Lingkungan dapat digunakan untuk merangsang dan menarik perhatian siswa.
Meningkatkan kualitas pembelajaran memerlukan perangkat pembelajaran
yang berorientasi pada model pembelajaran yang dapat meningkatkan hasil belajar
siswa serta memberi kesempatan kepada siswa untuk aktif membangun
pengetahuannya sendiri (Woolfolk, 1993 dalam Nur, 1996). Berdasarkan pemahaman
tersebut, teori pembelajaran kontekstual berfokus pada multiaspek lingkungan
belajar; dalam penelitian ini berupa ruang kelas yang dipadukan dengan pemanfaatan
lingkungan sekitar sekolah (kawasan pasar) sebagai sumber belajar pada konsep
jenis-jenis limbah dan daur ulang limbah.
SIMPULAN DAN SARAN
1. Rerata hasil belajar produk kelas perlakuan meningkat, baik pada pertemuan I
maupun pertemuan II, rerata hasil belajar produk dengan pembelajaran ini lebih
baik daripada hasil belajar produk tanpa perangkat pembelajaran.

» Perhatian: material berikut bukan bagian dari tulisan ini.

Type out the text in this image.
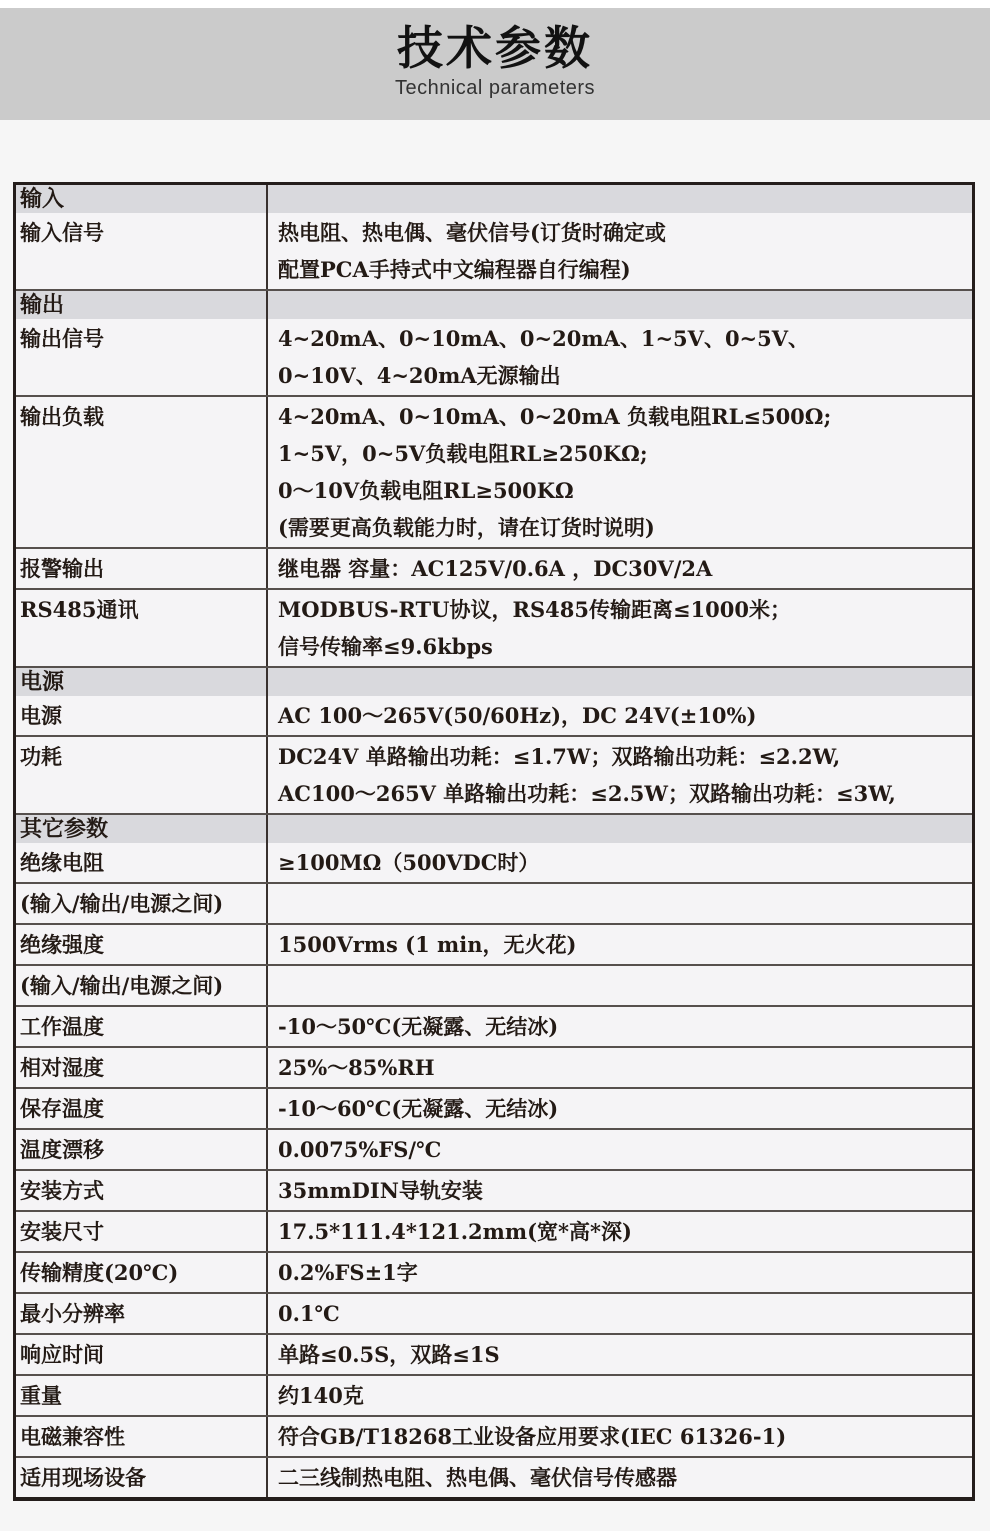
技术参数
Technical parameters
输入
输入信号	热电阻、热电偶、毫伏信号(订货时确定或
配置PCA手持式中文编程器自行编程)
输出
输出信号	4~20mA、0~10mA、0~20mA、1~5V、0~5V、
0~10V、4~20mA无源输出
输出负载	4~20mA、0~10mA、0~20mA 负载电阻RL≤500Ω;
1~5V，0~5V负载电阻RL≥250KΩ;
0～10V负载电阻RL≥500KΩ
(需要更高负载能力时，请在订货时说明)
报警输出	继电器 容量：AC125V/0.6A ，DC30V/2A
RS485通讯	MODBUS-RTU协议，RS485传输距离≤1000米；
信号传输率≤9.6kbps
电源
电源	AC 100～265V(50/60Hz)，DC 24V(±10%)
功耗	DC24V 单路输出功耗：≤1.7W；双路输出功耗：≤2.2W,
AC100～265V 单路输出功耗：≤2.5W；双路输出功耗：≤3W,
其它参数
绝缘电阻	≥100MΩ（500VDC时）
(输入/输出/电源之间)
绝缘强度	1500Vrms (1 min，无火花)
(输入/输出/电源之间)
工作温度	-10～50℃(无凝露、无结冰)
相对湿度	25%～85%RH
保存温度	-10～60℃(无凝露、无结冰)
温度漂移	0.0075%FS/℃
安装方式	35mmDIN导轨安装
安装尺寸	17.5*111.4*121.2mm(宽*高*深)
传输精度(20℃)	0.2%FS±1字
最小分辨率	0.1℃
响应时间	单路≤0.5S，双路≤1S
重量	约140克
电磁兼容性	符合GB/T18268工业设备应用要求(IEC 61326-1)
适用现场设备	二三线制热电阻、热电偶、毫伏信号传感器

2. Pembelajaran ini berhasil dengan baik dalam peningkatan perilaku berkarakter.
3. Pembelajaran ini berhasil dengan baik dalam peningkatan kinerja siswa.
4. Aktivitas (keterlibatan) guru menurun. Sebaliknya, siswa terlibat aktif dalam
pembelajaran pada pertemuan II dibanding dengan pada pertemuan I.
5. Respon siswa terhadap pembelajaran ini menunjukkan hasil positif. Artinya,
pembelajaran ini dapat diterima sebagai alternatif model pembelajaran lain.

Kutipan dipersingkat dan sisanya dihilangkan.